By default, MarkdownHeaderTextSplitter strips headers being split on from the output chunk's content. This can be disabled by setting strip_headers = False.

In [28]:
markdown_splitter = MarkdownHeaderTextSplitter(headers_to_split_on=headers,strip_headers=False)
md_header_splits = markdown_splitter.split_text(md)
md_header_splits

[Document(metadata={'Header 1': 'Foo', 'Header 2': 'Bar'}, page_content='# Foo  \n## Bar  \nHi this is Jim\nHi this is Joe'),
 Document(metadata={'Header 1': 'Foo', 'Header 2': 'Baz'}, page_content='## Baz  \nHi this is Molly')]

### 4.1 Semantic Chunking
You will need the OpenAI API Key for running this
Both LangChain and LlamaIndex, the leading frameworks for building LLM applications, offer robust implementations of semantic chunking.


In [38]:
from google.colab import userdata
OPENAI_API_KEY = userdata.get('OPENAI_API_KEY').strip()

In [51]:
docs = text_splitter.create_documents([sample_text,sample_text2])

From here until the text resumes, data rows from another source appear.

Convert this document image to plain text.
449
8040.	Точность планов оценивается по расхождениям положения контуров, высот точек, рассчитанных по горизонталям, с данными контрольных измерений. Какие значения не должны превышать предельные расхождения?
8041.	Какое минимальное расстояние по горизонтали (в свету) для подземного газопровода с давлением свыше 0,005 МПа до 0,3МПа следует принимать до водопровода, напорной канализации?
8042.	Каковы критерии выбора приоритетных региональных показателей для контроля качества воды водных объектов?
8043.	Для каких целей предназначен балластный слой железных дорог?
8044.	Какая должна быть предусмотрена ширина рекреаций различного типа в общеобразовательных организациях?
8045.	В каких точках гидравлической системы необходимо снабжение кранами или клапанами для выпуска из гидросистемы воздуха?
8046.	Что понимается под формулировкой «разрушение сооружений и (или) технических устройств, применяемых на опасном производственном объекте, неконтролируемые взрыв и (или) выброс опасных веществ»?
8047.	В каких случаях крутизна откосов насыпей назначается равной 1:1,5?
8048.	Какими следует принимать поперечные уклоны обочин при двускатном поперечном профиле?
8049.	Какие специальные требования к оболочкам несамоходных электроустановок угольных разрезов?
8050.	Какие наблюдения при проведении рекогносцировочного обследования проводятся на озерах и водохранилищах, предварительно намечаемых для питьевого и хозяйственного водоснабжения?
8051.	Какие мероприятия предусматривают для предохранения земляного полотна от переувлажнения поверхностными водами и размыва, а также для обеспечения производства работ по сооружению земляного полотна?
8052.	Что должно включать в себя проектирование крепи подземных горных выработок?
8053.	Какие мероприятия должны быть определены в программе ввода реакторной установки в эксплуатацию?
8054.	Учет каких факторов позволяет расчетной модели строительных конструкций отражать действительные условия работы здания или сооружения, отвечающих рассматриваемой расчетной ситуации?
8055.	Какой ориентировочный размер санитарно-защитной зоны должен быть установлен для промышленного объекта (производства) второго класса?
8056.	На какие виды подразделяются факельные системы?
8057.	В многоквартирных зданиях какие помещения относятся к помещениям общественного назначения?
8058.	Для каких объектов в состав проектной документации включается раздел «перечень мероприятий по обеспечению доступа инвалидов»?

### Langchain Semantic Chunking

In [52]:
from langchain_experimental.text_splitter import SemanticChunker
from langchain_openai import OpenAIEmbeddings
from google.colab import userdata

# Initialize the splitter with an embedding model and a breakpoint threshold type
# Ensure the API key is stripped of any leading/trailing whitespace


text_splitter = SemanticChunker(
    OpenAIEmbeddings(api_key=OPENAI_API_KEY),
    breakpoint_threshold_type="percentile" # Other options: "standard_deviation", "interquartile", "gradient"
)

# Create semantically coherent document chunks
# Assuming sample_text is defined elsewhere in the notebook
docs = text_splitter.create_documents([sample_text,sample_text2])
print(f"Number of semantic chunks: {len(docs)}")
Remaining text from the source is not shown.